Di questo io penso che bisogna avere grande rispetto: bisogna mettersi in ascolto e non inorridire se quello che ascoltiamo non è esattamente corrispondente al nostro back ground culturale. Questo Paese è in ginocchio e farà tanta fatica a risollevarsi. Pensare pertanto di dirottare migliaia di donne verso le rivendicazioni “giuste” facendo una lezione di femminismo è altrettanto fuori dalla realtà. Adesso chiaramente mi sto riferendo a chi quella piazza ha deciso di non attraversarla.  A chi ci sta spiegando in questi giorni che non va assecondata la “pancia”, a chi liquida quello spazio come populista e giustizialista, a chi ne fa una questione di classe.
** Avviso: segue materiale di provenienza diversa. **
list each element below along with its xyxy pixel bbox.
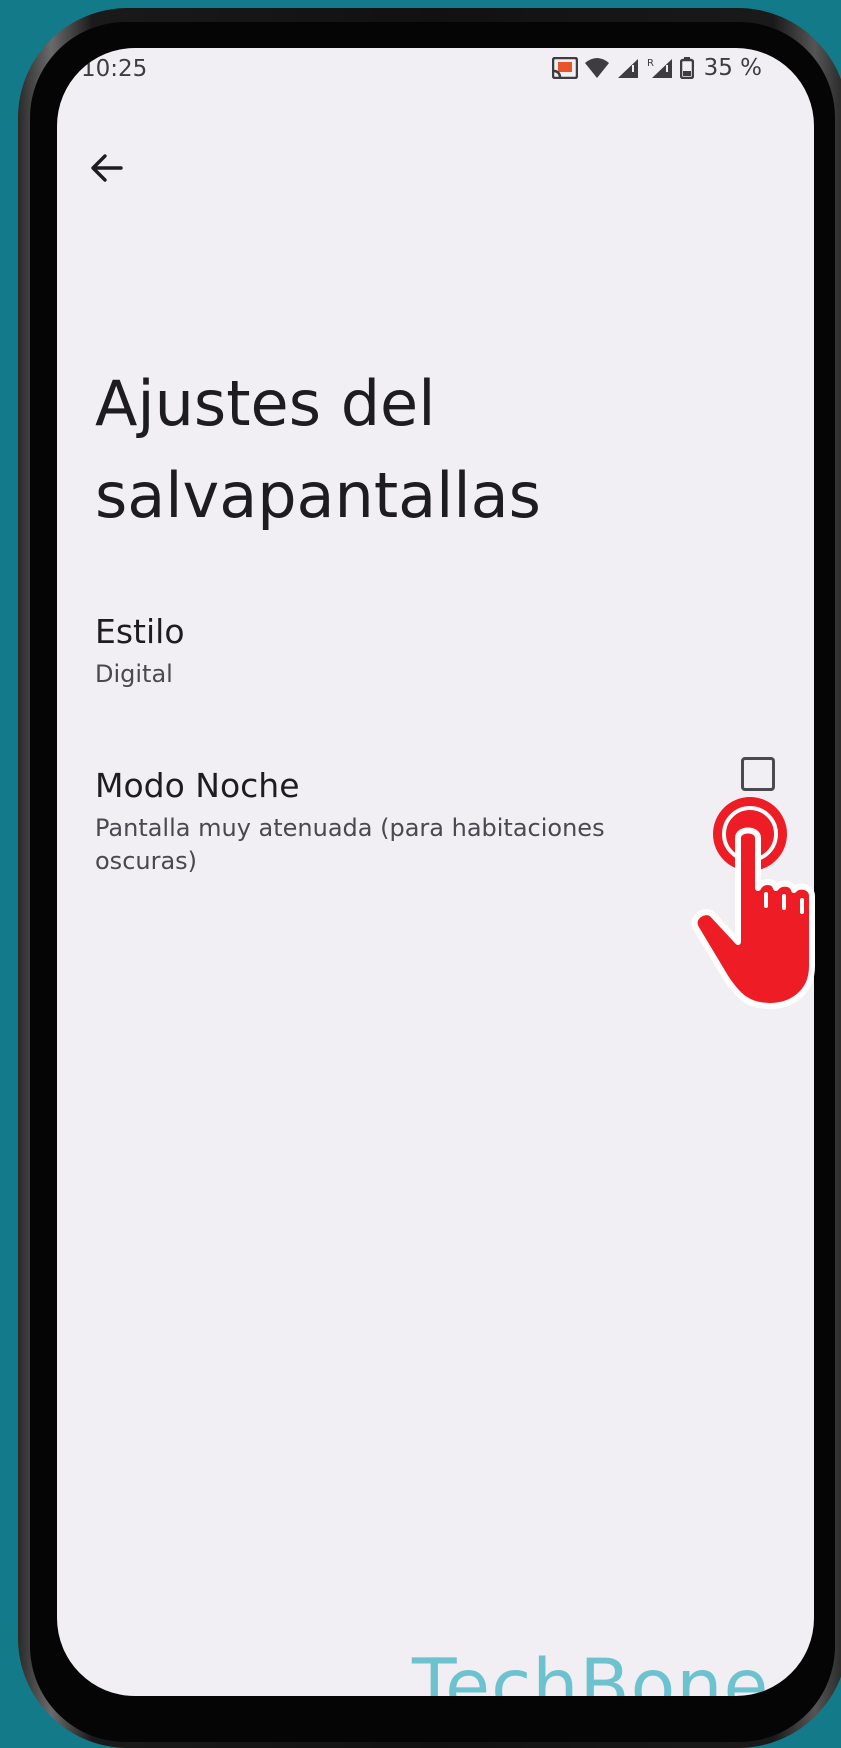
status-time: 10:25 [81,56,148,82]
watermark-logo: TechBone [412,1644,770,1696]
battery-icon [679,57,694,79]
setting-title: Modo Noche [95,766,300,805]
status-bar: 10:25 R 35 % [57,48,814,92]
page-title: Ajustes del salvapantallas [95,366,541,532]
signal-icon [617,59,638,78]
modo-noche-checkbox[interactable] [741,757,775,791]
setting-estilo[interactable]: Estilo Digital [95,610,185,691]
touch-pointer-icon [691,797,815,1009]
setting-summary: Pantalla muy atenuada (para habitaciones… [95,814,605,875]
svg-text:R: R [647,58,654,69]
cast-icon [551,57,578,79]
signal-roaming-icon: R [647,58,672,78]
status-icons: R 35 % [551,55,762,81]
setting-title: Estilo [95,612,185,651]
arrow-left-icon [91,154,123,182]
setting-summary: Digital [95,660,173,688]
back-button[interactable] [83,144,131,192]
wifi-icon [584,58,609,78]
setting-modo-noche[interactable]: Modo Noche Pantalla muy atenuada (para h… [95,764,655,878]
battery-percentage: 35 % [703,55,762,81]
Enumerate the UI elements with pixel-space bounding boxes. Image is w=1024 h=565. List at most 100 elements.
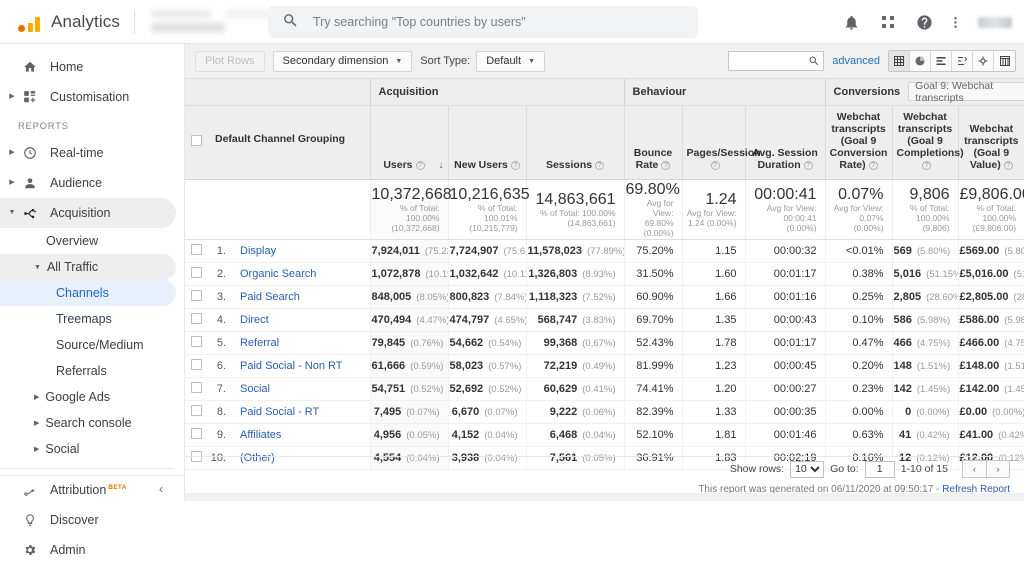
row-checkbox-cell[interactable]: [185, 285, 207, 308]
sidebar-item-admin[interactable]: Admin: [0, 535, 184, 565]
sidebar-item-real-time[interactable]: ▶ Real-time: [0, 138, 184, 168]
column-header-sessions[interactable]: Sessions?: [526, 105, 624, 179]
more-vertical-icon[interactable]: [953, 14, 958, 31]
help-icon[interactable]: ?: [661, 161, 670, 170]
search-input[interactable]: [311, 14, 681, 30]
column-header-bounce-rate[interactable]: Bounce Rate?: [624, 105, 682, 179]
sidebar-item-channels[interactable]: Channels: [0, 280, 176, 306]
table-row[interactable]: 5.Referral79,845(0.76%)54,662(0.54%)99,3…: [185, 331, 1024, 354]
sidebar-item-google-ads[interactable]: ▶ Google Ads: [0, 384, 184, 410]
row-name-link[interactable]: Organic Search: [240, 268, 316, 280]
sidebar-item-audience[interactable]: ▶ Audience: [0, 168, 184, 198]
row-checkbox[interactable]: [191, 405, 202, 416]
column-header-avg-session-duration[interactable]: Avg. Session Duration?: [745, 105, 825, 179]
row-name-cell[interactable]: Paid Social - RT: [231, 400, 370, 423]
row-checkbox[interactable]: [191, 428, 202, 439]
row-name-cell[interactable]: Direct: [231, 308, 370, 331]
help-icon[interactable]: [916, 14, 933, 31]
row-name-cell[interactable]: Social: [231, 377, 370, 400]
avatar[interactable]: [978, 17, 1012, 28]
row-name-link[interactable]: Affiliates: [240, 429, 281, 441]
row-name-cell[interactable]: Organic Search: [231, 262, 370, 285]
notifications-icon[interactable]: [843, 14, 860, 31]
table-row[interactable]: 9.Affiliates4,956(0.05%)4,152(0.04%)6,46…: [185, 423, 1024, 446]
pie-view-icon[interactable]: [910, 51, 931, 71]
pivot-view-icon[interactable]: [973, 51, 994, 71]
sidebar-item-social[interactable]: ▶ Social: [0, 436, 184, 462]
row-checkbox[interactable]: [191, 359, 202, 370]
secondary-dimension-button[interactable]: Secondary dimension ▼: [273, 51, 413, 72]
row-name-link[interactable]: Display: [240, 245, 276, 257]
sidebar-item-acquisition[interactable]: ▼ Acquisition: [0, 198, 176, 228]
table-row[interactable]: 1.Display7,924,011(75.23%)7,724,907(75.6…: [185, 239, 1024, 262]
apps-grid-icon[interactable]: [880, 14, 896, 30]
plot-rows-button[interactable]: Plot Rows: [195, 51, 265, 72]
account-property-selector[interactable]: [149, 9, 277, 35]
row-name-cell[interactable]: Paid Social - Non RT: [231, 354, 370, 377]
table-row[interactable]: 6.Paid Social - Non RT61,666(0.59%)58,02…: [185, 354, 1024, 377]
global-search[interactable]: [268, 6, 698, 38]
row-checkbox-cell[interactable]: [185, 331, 207, 354]
row-checkbox-cell[interactable]: [185, 423, 207, 446]
dimension-header[interactable]: Default Channel Grouping: [207, 105, 370, 179]
row-name-cell[interactable]: Paid Search: [231, 285, 370, 308]
help-icon[interactable]: ?: [595, 161, 604, 170]
column-header-pages-session[interactable]: Pages/Session?: [682, 105, 745, 179]
show-rows-select[interactable]: 10: [790, 461, 824, 478]
row-name-link[interactable]: Direct: [240, 314, 269, 326]
row-name-link[interactable]: Social: [240, 383, 270, 395]
table-row[interactable]: 7.Social54,751(0.52%)52,692(0.52%)60,629…: [185, 377, 1024, 400]
sidebar-item-referrals[interactable]: Referrals: [0, 358, 184, 384]
sidebar-item-home[interactable]: Home: [0, 52, 184, 82]
row-checkbox[interactable]: [191, 290, 202, 301]
sidebar-item-all-traffic[interactable]: ▼ All Traffic: [0, 254, 176, 280]
help-icon[interactable]: ?: [922, 161, 931, 170]
row-checkbox-cell[interactable]: [185, 400, 207, 423]
row-name-link[interactable]: Paid Social - RT: [240, 406, 319, 418]
row-checkbox[interactable]: [191, 313, 202, 324]
sidebar-item-customisation[interactable]: ▶ Customisation: [0, 82, 184, 112]
comparison-view-icon[interactable]: [952, 51, 973, 71]
bar-view-icon[interactable]: [931, 51, 952, 71]
help-icon[interactable]: ?: [416, 161, 425, 170]
prev-page-button[interactable]: ‹: [962, 460, 986, 478]
row-checkbox[interactable]: [191, 244, 202, 255]
row-name-cell[interactable]: Referral: [231, 331, 370, 354]
table-search-input[interactable]: [728, 51, 824, 71]
sidebar-item-search-console[interactable]: ▶ Search console: [0, 410, 184, 436]
table-view-icon[interactable]: [889, 51, 910, 71]
sidebar-item-treemaps[interactable]: Treemaps: [0, 306, 176, 332]
sort-type-select[interactable]: Default ▼: [476, 51, 545, 72]
term-cloud-icon[interactable]: [994, 51, 1015, 71]
column-header-goal9-value[interactable]: Webchat transcripts (Goal 9 Value)?: [958, 105, 1024, 179]
column-header-new-users[interactable]: New Users?: [448, 105, 526, 179]
table-row[interactable]: 8.Paid Social - RT7,495(0.07%)6,670(0.07…: [185, 400, 1024, 423]
column-header-users[interactable]: Users?↓: [370, 105, 448, 179]
row-name-link[interactable]: Referral: [240, 337, 279, 349]
row-name-link[interactable]: Paid Search: [240, 291, 300, 303]
row-checkbox-cell[interactable]: [185, 262, 207, 285]
help-icon[interactable]: ?: [804, 161, 813, 170]
help-icon[interactable]: ?: [869, 161, 878, 170]
help-icon[interactable]: ?: [1004, 161, 1013, 170]
row-checkbox-cell[interactable]: [185, 354, 207, 377]
row-name-link[interactable]: Paid Social - Non RT: [240, 360, 343, 372]
goto-input[interactable]: [865, 461, 895, 478]
row-checkbox-cell[interactable]: [185, 239, 207, 262]
row-name-cell[interactable]: Affiliates: [231, 423, 370, 446]
row-checkbox[interactable]: [191, 336, 202, 347]
table-row[interactable]: 4.Direct470,494(4.47%)474,797(4.65%)568,…: [185, 308, 1024, 331]
select-all-checkbox[interactable]: [191, 135, 202, 146]
sidebar-item-source-medium[interactable]: Source/Medium: [0, 332, 184, 358]
row-checkbox-cell[interactable]: [185, 308, 207, 331]
table-row[interactable]: 3.Paid Search848,005(8.05%)800,823(7.84%…: [185, 285, 1024, 308]
column-header-goal9-completions[interactable]: Webchat transcripts (Goal 9 Completions)…: [892, 105, 958, 179]
help-icon[interactable]: ?: [711, 161, 720, 170]
row-name-cell[interactable]: Display: [231, 239, 370, 262]
sidebar-collapse-button[interactable]: ‹: [0, 475, 185, 501]
table-row[interactable]: 2.Organic Search1,072,878(10.19%)1,032,6…: [185, 262, 1024, 285]
row-checkbox[interactable]: [191, 267, 202, 278]
goal-select[interactable]: Goal 9: Webchat transcripts ▼: [908, 82, 1024, 101]
column-header-goal9-conversion-rate[interactable]: Webchat transcripts (Goal 9 Conversion R…: [825, 105, 892, 179]
row-checkbox[interactable]: [191, 382, 202, 393]
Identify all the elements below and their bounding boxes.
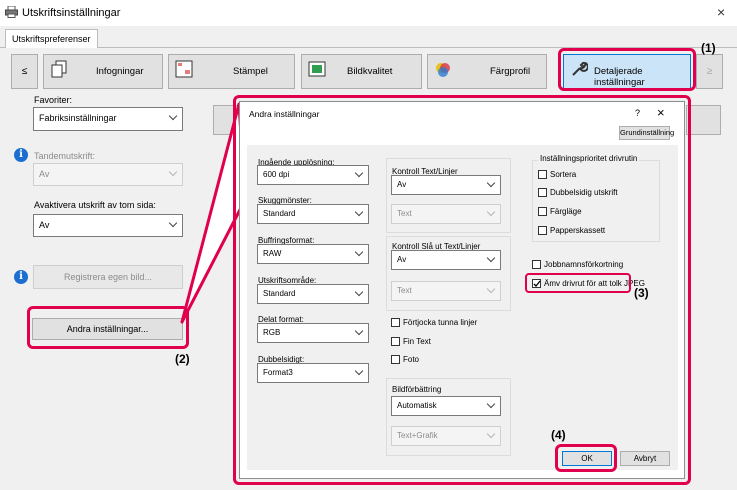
toolbar-insertions-button[interactable]: Infogningar [43,54,163,89]
resolution-select[interactable]: 600 dpi [257,165,369,185]
text-lines-select[interactable]: Av [391,175,501,195]
black-sub-value: Text [397,286,412,295]
fine-text-checkbox[interactable] [391,337,400,346]
toolbar-image-quality-button[interactable]: Bildkvalitet [301,54,422,89]
enhance-label: Bildförbättring [392,385,442,394]
window-title: Utskriftsinställningar [22,7,121,19]
tab-strip [0,26,737,48]
background-panel [686,105,721,135]
callout-1: (1) [701,41,716,55]
tandem-label: Tandemutskrift: [34,151,96,161]
text-lines-sub-value: Text [397,209,412,218]
black-value: Av [397,255,407,264]
black-select[interactable]: Av [391,250,501,270]
blank-page-value: Av [39,220,50,230]
photo-checkbox[interactable] [391,355,400,364]
tab-preferences[interactable]: Utskriftspreferenser [5,29,98,49]
print-area-select[interactable]: Standard [257,284,369,304]
duplex-print-checkbox[interactable] [538,188,547,197]
toolbar-color-profile-button[interactable]: Färgprofil [427,54,547,89]
toolbar-next-button[interactable]: ≥ [696,54,723,89]
enhance-sub-select[interactable]: Text+Grafik [391,426,501,446]
enhance-select[interactable]: Automatisk [391,396,501,416]
chevron-down-icon [354,168,364,178]
thicken-lines-checkbox[interactable] [391,318,400,327]
blank-page-label: Avaktivera utskrift av tom sida: [34,200,156,210]
paper-tray-label: Papperskassett [550,226,606,235]
image-quality-icon [308,61,326,77]
divided-format-select[interactable]: RGB [257,323,369,343]
duplex-select[interactable]: Format3 [257,363,369,383]
shading-value: Standard [263,209,296,218]
pages-icon [51,60,67,78]
highlight-ok [555,444,617,472]
sort-label: Sortera [550,170,577,179]
toolbar-label: Infogningar [96,66,144,77]
color-mode-checkbox[interactable] [538,207,547,216]
color-profile-icon [436,63,450,77]
info-icon: i [14,148,28,162]
tandem-value: Av [39,169,50,179]
dialog-close-icon[interactable]: × [657,105,665,120]
fine-text-label: Fin Text [403,337,431,346]
default-button[interactable]: Grundinställning [619,126,674,140]
duplex-print-label: Dubbelsidig utskrift [550,188,618,197]
buffering-select[interactable]: RAW [257,244,369,264]
callout-2: (2) [175,352,190,366]
chevron-down-icon [486,429,496,439]
photo-label: Foto [403,355,420,364]
cancel-button[interactable]: Avbryt [620,451,670,466]
job-name-checkbox[interactable] [532,260,541,269]
color-mode-label: Färgläge [550,207,582,216]
text-lines-value: Av [397,180,407,189]
printer-icon [5,6,18,18]
favorites-label: Favoriter: [34,95,73,105]
print-area-value: Standard [263,289,296,298]
highlight-jpeg [525,273,631,293]
text-lines-sub-select[interactable]: Text [391,204,501,224]
toolbar-stamp-button[interactable]: Stämpel [168,54,295,89]
chevron-down-icon [486,207,496,217]
buffering-value: RAW [263,249,282,258]
divided-format-value: RGB [263,328,281,337]
callout-3: (3) [634,286,649,300]
toolbar-label: Färgprofil [490,66,531,77]
stamp-icon [175,60,193,78]
driver-priority-label: Inställningsprioritet drivrutin [538,154,640,163]
resolution-value: 600 dpi [263,170,290,179]
dialog-title: Andra inställningar [249,109,320,119]
chevron-down-icon [486,178,496,188]
favorites-value: Fabriksinställningar [39,113,117,123]
help-icon[interactable]: ? [635,108,640,118]
window-close-icon[interactable]: × [717,4,725,20]
shading-select[interactable]: Standard [257,204,369,224]
job-name-label: Jobbnamnsförkortning [544,260,624,269]
chevron-down-icon [354,326,364,336]
chevron-down-icon [486,253,496,263]
toolbar-prev-button[interactable]: ≤ [11,54,38,89]
toolbar-label: Bildkvalitet [347,66,393,77]
thicken-lines-label: Förtjocka tunna linjer [403,318,478,327]
chevron-down-icon [486,399,496,409]
paper-tray-checkbox[interactable] [538,226,547,235]
chevron-down-icon [354,247,364,257]
black-sub-select[interactable]: Text [391,281,501,301]
highlight-detailed-settings [558,48,696,91]
callout-4: (4) [551,428,566,442]
chevron-down-icon [354,287,364,297]
duplex-value: Format3 [263,368,293,377]
sort-checkbox[interactable] [538,170,547,179]
chevron-down-icon [486,284,496,294]
info-icon: i [14,270,28,284]
toolbar-label: Stämpel [233,66,268,77]
enhance-value: Automatisk [397,401,437,410]
enhance-sub-value: Text+Grafik [397,431,438,440]
chevron-down-icon [354,366,364,376]
chevron-down-icon [354,207,364,217]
Ecco per me questo atteggiamento forse è anche più insidioso del moralismo attribuito alla manifestazione. Perché soprattutto oggi, in uno dei momenti più drammatici per il nostro Paese, chi ha gli strumenti per leggere quello che succede (o ha la presunzione di averli) li dovrebbe mettere a disposizione di più gente possibile, di chi questi strumenti li ha persi o di chi per vari motivi non li ha mai avuti. Questa sì che è una questione di classe! Credo cioè che si debba riuscire a venir fuori da un meccanismo da circolo culturale in cui si snobba chi, magari per un’insofferenza asfissiante, non distingue più il suo nemico e non ha neanche quella proprietà di linguaggio di cui tante di noi hanno avuto la voglia, la passione e la possibilità di apprendere dalla cultura femminista. O ancora, di chi fa parte di una generazione che quella cultura l’ha assorbita, elaborata, e decostruita a tal punto da volerla oggi superare.

Io lavoro in uno sportello che si occupa di diritto all’abitare in un Municipio di Roma, al quale si rivolgono le persone che hanno uno sfratto in corso: la presenza più forte è quella delle donne, semplicemente perché loro possono in qualche modo “umiliarsi”, spiegare perché non si è pagato e chiedere aiuto. Quando sono costretta a dire che il bando per la casa popolare non è ancora uscito, che i residence sono saturi o che non si riesce a trovare posto, il commento che mi è capitato di sentire spesso è il seguente: “però agli immigrati le case le danno… prima bisognerebbe far passare gli italiani poi i neri… vengono qui è trovano l’America, non è giusto!”. I commenti non sono quasi mai contro l’amministrazione comunale, contro le politiche del sindaco o contro gli enti che gestiscono le abitazioni. Lo schema è quello di attaccare chi è più povero. Dico questo per sottolineare che la complessità di quello che abbiamo di fronte non può essere ridotta né a mero tatticismo né a uno splendido isolamento. La “pancia” non va assecondata, ma la piazza del 13 non può essere ignorata. Per questo mi aspetto da chiunque arrivi l’iniziativa ad andare avanti verso l’8 marzo la voglia di rinunciare a qualcosa. E di dare qualcosa. Non perché mondi diversi debbano stare forzatamente insieme, ma perché non fare lo sforzo di parlarci – anche per poi dividerci nuovamente – significa ammettere di stare giocando un’altra partita. Per noi stesse, non per tutte.